Why I Told the World I’m Autistic

There are no tangible benefits for a late-diagnosed woman to tell the world that she is #autistic, but I did it anyway. Here’s why.

The reality is that no one comes rushing to your aid to offer the support, services and counselling you so desperately needed when you were young and struggling in school, at times being bullied, drowning in social anxiety, and barely coping under the weight of depression (as a result of trying to exist in a world not built for you). 

No one actually says, ‘Wow, congratulations!’ They are actually more likely to say something like ‘You don’t look autistic’ or ‘you must be only MILDLY autistic’ or ‘everyone’s on the spectrum’ (which is false, by the way) and so on the one hand your ENTIRE life has been validated by your identification and at the same time DISMISSED by almost everyone around you. Worse yet, even though you’ve possibly been outwardly succeeding in all sorts of professional roles for twenty years or more, suddenly, you might be deemed incompetent (instead of celebrated for the unique diversity you bring). So why on earth would you disclose this?

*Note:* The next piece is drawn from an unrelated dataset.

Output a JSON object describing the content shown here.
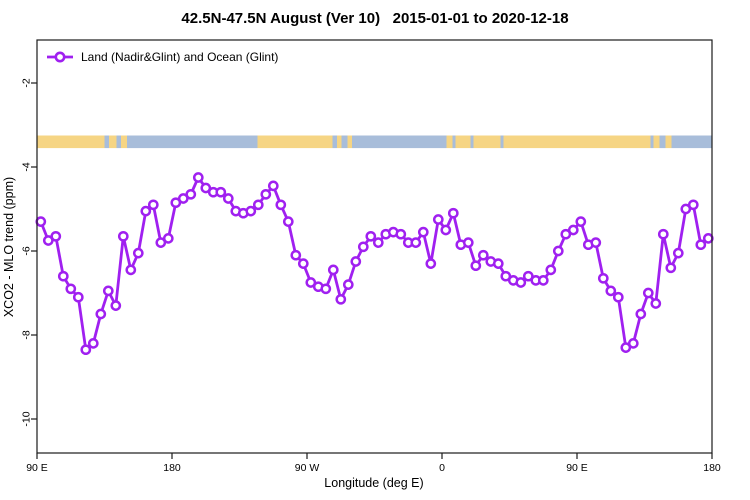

For me, it came down to the fact that, culturally speaking, my time has, mostly, passed. But my visible existence in the world, as a professional autistic individual, is NEEDED. There are so many young autists out there who need to see what an adult #neurodivergent might look like. They need to see the career pathways that might be open to them, the family dynamics they might like to be part of, and they need to hear our voices advocating for them. 

No one will be rushing to advocate for me and that’s due to nearly a hundred years of misdiagnosis, mismanagement and mistreatment of autistic individuals (more on that another time). The least I can do is try to untangle so many of the myths, poor stereotypes, incorrect information and barriers that keep autistic people down and let the young ones breathe. It isn’t up to them. It is up to US to do this for them. They have enough going on.

Meanwhile, my husband Alwyn Blayse bought me this cake to celebrate me finally coming home to myself. My wish is for every autistic individual to know themselves as something to be celebrated. Until then, I’ll be working away to open doors for the ones following me. They deserve that.